One of the UK’s largest power storage projects will move ahead on a former municipal depot site in Swindon as Britain’s battery boom gains pace.

Swindon Borough Council’s battery will have capacity of 50MWh, the largest that a power project approved by local authorities can be.

It is one of a number of small-scale projects mushrooming across the country as battery technology costs drop and Government’s £246m battery boost takes hold.

Larger utility-scale projects are under development by FTSE 100 energy giants Centrica and Drax.

Swindon Council said the project is designed to have a 30-year lifespan which will offer a long-term land rental income and deliver balancing services for National Grid.

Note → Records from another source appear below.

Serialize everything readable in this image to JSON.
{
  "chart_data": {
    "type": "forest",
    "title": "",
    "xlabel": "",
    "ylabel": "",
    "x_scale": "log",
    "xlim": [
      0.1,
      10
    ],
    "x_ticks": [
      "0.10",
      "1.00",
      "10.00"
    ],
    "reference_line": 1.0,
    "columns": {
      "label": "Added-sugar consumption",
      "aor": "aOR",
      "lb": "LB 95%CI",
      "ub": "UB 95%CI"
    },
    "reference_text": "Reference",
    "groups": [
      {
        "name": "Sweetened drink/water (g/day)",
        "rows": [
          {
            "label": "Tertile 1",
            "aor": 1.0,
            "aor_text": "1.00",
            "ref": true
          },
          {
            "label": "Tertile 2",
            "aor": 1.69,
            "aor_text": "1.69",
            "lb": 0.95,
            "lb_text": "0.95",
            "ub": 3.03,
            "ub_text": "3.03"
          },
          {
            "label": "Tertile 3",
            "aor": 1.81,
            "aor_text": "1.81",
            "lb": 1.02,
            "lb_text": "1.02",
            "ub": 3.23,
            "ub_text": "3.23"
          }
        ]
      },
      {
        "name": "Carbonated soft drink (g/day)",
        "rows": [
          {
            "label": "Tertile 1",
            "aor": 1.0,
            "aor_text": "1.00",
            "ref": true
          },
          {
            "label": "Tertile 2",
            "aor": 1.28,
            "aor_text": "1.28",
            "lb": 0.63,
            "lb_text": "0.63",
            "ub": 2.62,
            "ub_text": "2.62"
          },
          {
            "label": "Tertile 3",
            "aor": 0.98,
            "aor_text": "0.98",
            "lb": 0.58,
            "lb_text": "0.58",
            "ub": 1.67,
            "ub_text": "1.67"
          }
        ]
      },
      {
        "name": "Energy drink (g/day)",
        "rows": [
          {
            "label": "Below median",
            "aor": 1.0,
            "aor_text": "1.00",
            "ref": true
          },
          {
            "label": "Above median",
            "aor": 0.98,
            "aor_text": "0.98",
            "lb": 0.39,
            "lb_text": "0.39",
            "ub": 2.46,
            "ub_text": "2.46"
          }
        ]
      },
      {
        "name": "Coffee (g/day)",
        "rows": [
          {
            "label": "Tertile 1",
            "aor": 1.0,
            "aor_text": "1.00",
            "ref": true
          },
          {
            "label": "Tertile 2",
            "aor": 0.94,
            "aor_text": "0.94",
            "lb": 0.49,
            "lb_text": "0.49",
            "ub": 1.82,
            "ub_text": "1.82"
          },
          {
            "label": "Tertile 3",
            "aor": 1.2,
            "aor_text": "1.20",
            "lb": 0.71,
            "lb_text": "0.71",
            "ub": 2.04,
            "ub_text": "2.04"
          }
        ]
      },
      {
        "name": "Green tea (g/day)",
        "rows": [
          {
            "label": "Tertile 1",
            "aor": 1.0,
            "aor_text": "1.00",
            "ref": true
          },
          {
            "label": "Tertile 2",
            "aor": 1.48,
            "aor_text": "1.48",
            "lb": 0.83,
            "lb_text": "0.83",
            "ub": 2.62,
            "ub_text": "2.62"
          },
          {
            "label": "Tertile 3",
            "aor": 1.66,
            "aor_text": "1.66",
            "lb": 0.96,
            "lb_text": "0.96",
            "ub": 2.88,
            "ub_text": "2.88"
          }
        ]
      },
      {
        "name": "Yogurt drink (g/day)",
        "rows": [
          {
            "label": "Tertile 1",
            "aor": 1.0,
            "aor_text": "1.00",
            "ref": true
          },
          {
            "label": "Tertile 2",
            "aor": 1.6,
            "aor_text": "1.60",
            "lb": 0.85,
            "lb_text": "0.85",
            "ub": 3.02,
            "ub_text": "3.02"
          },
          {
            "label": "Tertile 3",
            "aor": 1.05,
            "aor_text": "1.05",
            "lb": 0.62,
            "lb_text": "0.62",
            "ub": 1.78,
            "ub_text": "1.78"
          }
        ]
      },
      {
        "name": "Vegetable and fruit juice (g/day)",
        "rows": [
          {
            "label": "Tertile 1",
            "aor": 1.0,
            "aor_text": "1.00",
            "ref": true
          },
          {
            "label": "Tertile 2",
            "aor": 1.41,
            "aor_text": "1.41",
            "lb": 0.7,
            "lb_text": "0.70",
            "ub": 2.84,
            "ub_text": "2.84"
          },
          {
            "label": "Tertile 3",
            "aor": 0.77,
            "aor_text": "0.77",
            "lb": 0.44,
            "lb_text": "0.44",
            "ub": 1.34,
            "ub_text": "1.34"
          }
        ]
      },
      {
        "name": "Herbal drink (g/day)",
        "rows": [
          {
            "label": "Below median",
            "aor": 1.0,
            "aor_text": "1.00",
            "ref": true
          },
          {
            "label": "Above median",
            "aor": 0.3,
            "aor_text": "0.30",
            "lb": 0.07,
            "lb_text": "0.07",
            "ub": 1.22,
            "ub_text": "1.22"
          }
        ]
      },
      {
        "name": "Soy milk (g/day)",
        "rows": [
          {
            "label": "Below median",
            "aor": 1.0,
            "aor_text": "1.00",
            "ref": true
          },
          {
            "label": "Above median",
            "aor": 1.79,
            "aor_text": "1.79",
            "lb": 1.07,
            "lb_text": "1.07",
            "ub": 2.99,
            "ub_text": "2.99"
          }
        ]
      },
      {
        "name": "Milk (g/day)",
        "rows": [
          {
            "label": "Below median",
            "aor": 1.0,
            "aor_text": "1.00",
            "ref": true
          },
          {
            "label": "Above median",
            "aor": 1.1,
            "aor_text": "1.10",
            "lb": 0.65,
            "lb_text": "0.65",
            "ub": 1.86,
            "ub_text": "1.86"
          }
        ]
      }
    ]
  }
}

By connecting large batteries to the grid, users can help to smooth out the peaks and troughs of power demand by drawing from their own storage when prices climb.

Steve Cains, of Swindon Borough Council’s Public Power Solutions, said: “Local authorities are in a unique position to benefit from the growing demand for electricity storage, with diverse property portfolios and high energy consumption."

He added: “We’re making it work at home here in Swindon but this project could be replicated in many other parts of the country, helping generate an income for the cash-strapped public sector.”

The greenlight comes just days after private equity firm Gore Street Capital said it plans to launch the world’s first listed energy storage investment fund on the London Stock Exchange next month.

The Gore Street Energy Fund aims to raise £100m to fund a pipeline of battery projects, which managing partner Alex O’Cinneide has said will “fulfill a core infrastructure need in the UK”.

Batteries are able to improve the effectiveness of renewable energy projects by storing power from the wind or solar projects to use when their output wanes.

Balancing the grid by making better use of the capacity already in place can help to reduce spending on new generation projects, which is likely to drive costs for the consumer lower in the long-run.

Gore Street’s portfolio already includes the Boulby plant in North Yorkshire and a 49pc stake in the Cenin scheme in Wales, as well as the Lower Road project in Essex, which is preparing to begin construction.